3 Focusing on longer time frames is the key to success
Staying invested over long periods of time is still the most important investment principal. Although there are always reasons to be concerned, staying focused over years and decades is what allows investors to build their savings into wealth.
The bottom line? Although there are legitimate short-term concerns over several parts of the market, staying focused on long-term goals while maintaining a diversified approach is the best course of action for many investors.
As we discussed this week in Market Watch, managing your portfolio to help meet your retirement and other long-term goals while assessing risk, should not involve emotions, darts, tarot cards or luck, like playing a roulette wheel in Vegas where the ‘odds are on the house. It should involve a scientific approach to determining your willingness and ability to tolerate risk while taking control of your own results and financial future.
You cannot invest directly in an index. Past performance is no guarantee of future returns. Diversification does not ensure a profit or guarantee against loss.

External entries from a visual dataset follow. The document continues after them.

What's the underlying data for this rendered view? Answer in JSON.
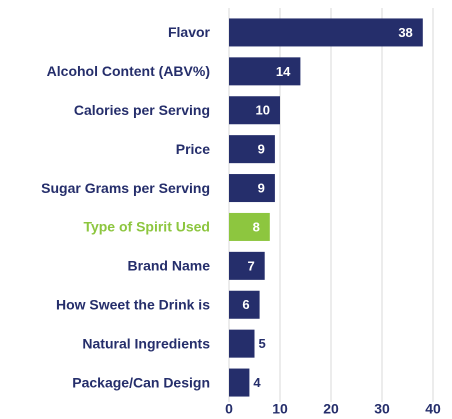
{
  "chart_data": {
    "type": "bar",
    "orientation": "horizontal",
    "categories": [
      "Flavor",
      "Alcohol Content (ABV%)",
      "Calories per Serving",
      "Price",
      "Sugar Grams per Serving",
      "Type of Spirit Used",
      "Brand Name",
      "How Sweet the Drink is",
      "Natural Ingredients",
      "Package/Can Design"
    ],
    "values": [
      38,
      14,
      10,
      9,
      9,
      8,
      7,
      6,
      5,
      4
    ],
    "colors": [
      "#252e6b",
      "#252e6b",
      "#252e6b",
      "#252e6b",
      "#252e6b",
      "#8dc63f",
      "#252e6b",
      "#252e6b",
      "#252e6b",
      "#252e6b"
    ],
    "xlim": [
      0,
      40
    ],
    "xticks": [
      0,
      10,
      20,
      30,
      40
    ],
    "grid": true
  }
}
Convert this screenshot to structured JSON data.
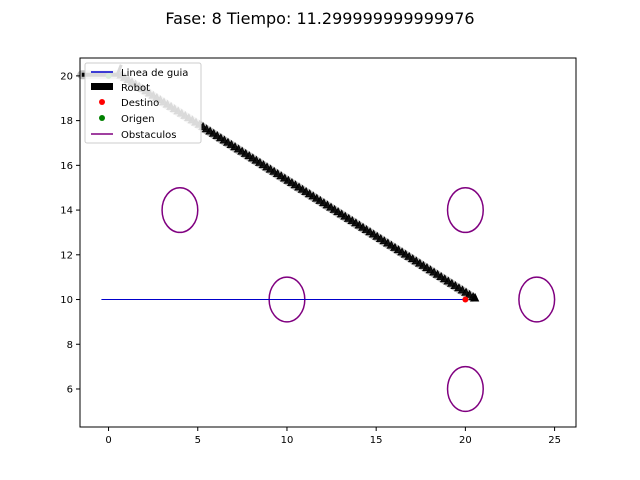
{
  "chart_data": {
    "type": "line",
    "title": "Fase: 8 Tiempo: 11.299999999999976",
    "xlabel": "",
    "ylabel": "",
    "xlim": [
      -1.6,
      26.2
    ],
    "ylim": [
      4.3,
      20.8
    ],
    "x_ticks": [
      0,
      5,
      10,
      15,
      20,
      25
    ],
    "y_ticks": [
      6,
      8,
      10,
      12,
      14,
      16,
      18,
      20
    ],
    "grid": false,
    "legend_position": "upper-left",
    "guide_line": {
      "name": "Linea de guia",
      "color": "#0000cc",
      "x": [
        -0.4,
        20
      ],
      "y": [
        10,
        10
      ]
    },
    "robot": {
      "name": "Robot",
      "color": "#000000",
      "trail_color": "#bdbdbd",
      "path_x": [
        -1.5,
        0.6,
        20.4
      ],
      "path_y": [
        20.05,
        20.05,
        10.1
      ]
    },
    "destination": {
      "name": "Destino",
      "color": "#ff0000",
      "x": 20,
      "y": 10
    },
    "origin": {
      "name": "Origen",
      "color": "#008000",
      "x": 0,
      "y": 20
    },
    "obstacles": {
      "name": "Obstaculos",
      "color": "#800080",
      "radius": 1,
      "centers": [
        [
          4,
          14
        ],
        [
          10,
          10
        ],
        [
          20,
          14
        ],
        [
          24,
          10
        ],
        [
          20,
          6
        ]
      ]
    }
  }
}
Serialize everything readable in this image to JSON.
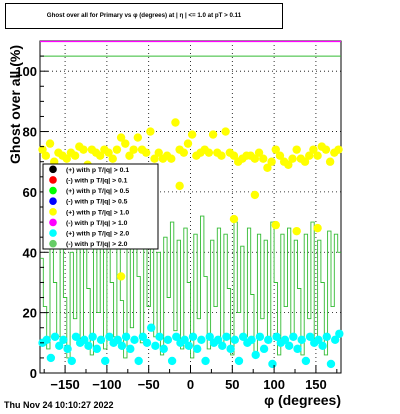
{
  "title": "Ghost over all for Primary vs φ (degrees) at | η | <= 1.0 at pT > 0.11",
  "timestamp": "Thu Nov 24 10:10:27 2022",
  "chart_data": {
    "type": "scatter",
    "xlabel": "φ (degrees)",
    "ylabel": "Ghost over all (%)",
    "xlim": [
      -180,
      180
    ],
    "ylim": [
      0,
      110
    ],
    "x_ticks": [
      "−150",
      "−100",
      "−50",
      "0",
      "50",
      "100",
      "150"
    ],
    "y_ticks": [
      "0",
      "20",
      "40",
      "60",
      "80",
      "100"
    ],
    "grid": true,
    "legend_placement": "left-middle",
    "legend": [
      {
        "label": "(+) with p T/|q| > 0.1",
        "color": "#000000"
      },
      {
        "label": "(-) with p T/|q| > 0.1",
        "color": "#ff0000"
      },
      {
        "label": "(+) with p T/|q| > 0.5",
        "color": "#00ff00"
      },
      {
        "label": "(-) with p T/|q| > 0.5",
        "color": "#0000ff"
      },
      {
        "label": "(+) with p T/|q| > 1.0",
        "color": "#ffff00"
      },
      {
        "label": "(-) with p T/|q| > 1.0",
        "color": "#ff00ff"
      },
      {
        "label": "(+) with p T/|q| > 2.0",
        "color": "#00ffff"
      },
      {
        "label": "(-) with p T/|q| > 2.0",
        "color": "#66cc66"
      }
    ],
    "series": [
      {
        "color": "#ffff00",
        "points": [
          [
            -177,
            74
          ],
          [
            -173,
            72
          ],
          [
            -168,
            76
          ],
          [
            -163,
            70
          ],
          [
            -158,
            73
          ],
          [
            -153,
            72
          ],
          [
            -148,
            71
          ],
          [
            -143,
            73
          ],
          [
            -138,
            72
          ],
          [
            -133,
            75
          ],
          [
            -128,
            74
          ],
          [
            -123,
            69
          ],
          [
            -118,
            74
          ],
          [
            -113,
            73
          ],
          [
            -108,
            72
          ],
          [
            -103,
            74
          ],
          [
            -98,
            73
          ],
          [
            -93,
            71
          ],
          [
            -88,
            74
          ],
          [
            -83,
            78
          ],
          [
            -78,
            76
          ],
          [
            -73,
            72
          ],
          [
            -68,
            74
          ],
          [
            -63,
            78
          ],
          [
            -58,
            74
          ],
          [
            -53,
            73
          ],
          [
            -48,
            80
          ],
          [
            -43,
            71
          ],
          [
            -38,
            73
          ],
          [
            -33,
            71
          ],
          [
            -28,
            72
          ],
          [
            -23,
            71
          ],
          [
            -18,
            83
          ],
          [
            -13,
            74
          ],
          [
            -8,
            73
          ],
          [
            -3,
            76
          ],
          [
            2,
            79
          ],
          [
            7,
            72
          ],
          [
            12,
            73
          ],
          [
            17,
            74
          ],
          [
            22,
            73
          ],
          [
            27,
            79
          ],
          [
            32,
            73
          ],
          [
            37,
            72
          ],
          [
            42,
            80
          ],
          [
            47,
            73
          ],
          [
            52,
            72
          ],
          [
            57,
            70
          ],
          [
            62,
            71
          ],
          [
            67,
            72
          ],
          [
            72,
            72
          ],
          [
            77,
            71
          ],
          [
            82,
            73
          ],
          [
            87,
            71
          ],
          [
            92,
            68
          ],
          [
            97,
            70
          ],
          [
            102,
            74
          ],
          [
            107,
            72
          ],
          [
            112,
            70
          ],
          [
            117,
            69
          ],
          [
            122,
            71
          ],
          [
            127,
            74
          ],
          [
            132,
            71
          ],
          [
            137,
            70
          ],
          [
            142,
            72
          ],
          [
            147,
            74
          ],
          [
            152,
            72
          ],
          [
            157,
            75
          ],
          [
            162,
            74
          ],
          [
            167,
            70
          ],
          [
            172,
            73
          ],
          [
            177,
            74
          ],
          [
            -83,
            32
          ],
          [
            -13,
            62
          ],
          [
            52,
            51
          ],
          [
            77,
            59
          ],
          [
            102,
            49
          ],
          [
            127,
            47
          ],
          [
            152,
            48
          ]
        ]
      },
      {
        "color": "#00ffff",
        "points": [
          [
            -177,
            10
          ],
          [
            -172,
            11
          ],
          [
            -167,
            5
          ],
          [
            -162,
            12
          ],
          [
            -157,
            9
          ],
          [
            -152,
            11
          ],
          [
            -147,
            8
          ],
          [
            -142,
            4
          ],
          [
            -137,
            12
          ],
          [
            -132,
            10
          ],
          [
            -127,
            11
          ],
          [
            -122,
            9
          ],
          [
            -117,
            12
          ],
          [
            -112,
            8
          ],
          [
            -107,
            11
          ],
          [
            -102,
            4
          ],
          [
            -97,
            12
          ],
          [
            -92,
            10
          ],
          [
            -87,
            11
          ],
          [
            -82,
            9
          ],
          [
            -77,
            12
          ],
          [
            -72,
            8
          ],
          [
            -67,
            11
          ],
          [
            -62,
            4
          ],
          [
            -57,
            12
          ],
          [
            -52,
            10
          ],
          [
            -47,
            15
          ],
          [
            -42,
            9
          ],
          [
            -37,
            12
          ],
          [
            -32,
            8
          ],
          [
            -27,
            11
          ],
          [
            -22,
            4
          ],
          [
            -17,
            12
          ],
          [
            -12,
            10
          ],
          [
            -7,
            11
          ],
          [
            -2,
            9
          ],
          [
            3,
            12
          ],
          [
            8,
            8
          ],
          [
            13,
            11
          ],
          [
            18,
            4
          ],
          [
            23,
            12
          ],
          [
            28,
            10
          ],
          [
            33,
            11
          ],
          [
            38,
            9
          ],
          [
            43,
            12
          ],
          [
            48,
            8
          ],
          [
            53,
            11
          ],
          [
            58,
            4
          ],
          [
            63,
            12
          ],
          [
            68,
            10
          ],
          [
            73,
            11
          ],
          [
            78,
            6
          ],
          [
            83,
            12
          ],
          [
            88,
            8
          ],
          [
            93,
            11
          ],
          [
            98,
            3
          ],
          [
            103,
            12
          ],
          [
            108,
            10
          ],
          [
            113,
            11
          ],
          [
            118,
            9
          ],
          [
            123,
            12
          ],
          [
            128,
            8
          ],
          [
            133,
            11
          ],
          [
            138,
            4
          ],
          [
            143,
            12
          ],
          [
            148,
            10
          ],
          [
            153,
            11
          ],
          [
            158,
            9
          ],
          [
            163,
            12
          ],
          [
            168,
            3
          ],
          [
            173,
            11
          ],
          [
            178,
            13
          ]
        ]
      }
    ],
    "step_line": {
      "color": "#33bb33",
      "bins": [
        [
          -180,
          38
        ],
        [
          -176,
          22
        ],
        [
          -172,
          8
        ],
        [
          -168,
          44
        ],
        [
          -164,
          30
        ],
        [
          -160,
          12
        ],
        [
          -156,
          48
        ],
        [
          -152,
          25
        ],
        [
          -148,
          5
        ],
        [
          -144,
          40
        ],
        [
          -140,
          18
        ],
        [
          -136,
          44
        ],
        [
          -132,
          10
        ],
        [
          -128,
          47
        ],
        [
          -124,
          28
        ],
        [
          -120,
          6
        ],
        [
          -116,
          45
        ],
        [
          -112,
          20
        ],
        [
          -108,
          42
        ],
        [
          -104,
          8
        ],
        [
          -100,
          46
        ],
        [
          -96,
          30
        ],
        [
          -92,
          12
        ],
        [
          -88,
          47
        ],
        [
          -84,
          24
        ],
        [
          -80,
          5
        ],
        [
          -76,
          44
        ],
        [
          -72,
          15
        ],
        [
          -68,
          48
        ],
        [
          -64,
          32
        ],
        [
          -60,
          10
        ],
        [
          -56,
          46
        ],
        [
          -52,
          22
        ],
        [
          -48,
          50
        ],
        [
          -44,
          12
        ],
        [
          -40,
          40
        ],
        [
          -36,
          6
        ],
        [
          -32,
          45
        ],
        [
          -28,
          25
        ],
        [
          -24,
          50
        ],
        [
          -20,
          14
        ],
        [
          -16,
          44
        ],
        [
          -12,
          8
        ],
        [
          -8,
          48
        ],
        [
          -4,
          30
        ],
        [
          0,
          5
        ],
        [
          4,
          46
        ],
        [
          8,
          18
        ],
        [
          12,
          52
        ],
        [
          16,
          32
        ],
        [
          20,
          8
        ],
        [
          24,
          44
        ],
        [
          28,
          22
        ],
        [
          32,
          48
        ],
        [
          36,
          10
        ],
        [
          40,
          46
        ],
        [
          44,
          28
        ],
        [
          48,
          6
        ],
        [
          52,
          50
        ],
        [
          56,
          20
        ],
        [
          60,
          42
        ],
        [
          64,
          12
        ],
        [
          68,
          48
        ],
        [
          72,
          26
        ],
        [
          76,
          6
        ],
        [
          80,
          46
        ],
        [
          84,
          18
        ],
        [
          88,
          44
        ],
        [
          92,
          10
        ],
        [
          96,
          50
        ],
        [
          100,
          30
        ],
        [
          104,
          6
        ],
        [
          108,
          46
        ],
        [
          112,
          22
        ],
        [
          116,
          48
        ],
        [
          120,
          12
        ],
        [
          124,
          44
        ],
        [
          128,
          28
        ],
        [
          132,
          6
        ],
        [
          136,
          46
        ],
        [
          140,
          18
        ],
        [
          144,
          50
        ],
        [
          148,
          10
        ],
        [
          152,
          44
        ],
        [
          156,
          30
        ],
        [
          160,
          6
        ],
        [
          164,
          47
        ],
        [
          168,
          22
        ],
        [
          172,
          46
        ],
        [
          176,
          40
        ],
        [
          180,
          40
        ]
      ]
    },
    "hline": {
      "value": 105,
      "color": "#33bb33"
    }
  }
}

The information given herein is taken from sources that IFP Advisors, LLC, dba Independent Financial Partners (IFP), IFP Securities LLC, dba Independent Financial Partners (IFP), and its advisors believe to be reliable, but it is not guaranteed by us as to accuracy or completeness. This is for informational purposes only and in no event should be construed as an offer to sell or solicitation of an offer to buy any securities or products. Please consult your tax and/or legal advisor before implementing any tax and/or legal related strategies mentioned in this publication as IFP does not provide tax and/or legal advice. Opinions expressed are subject to change without notice and do not take into account the particular investment objectives, financial situation, or needs of individual investors. This report may not be reproduced, distributed, or published by any person for any purpose without Ulin & Co. Wealth Management’s or IFP’s express prior written consent.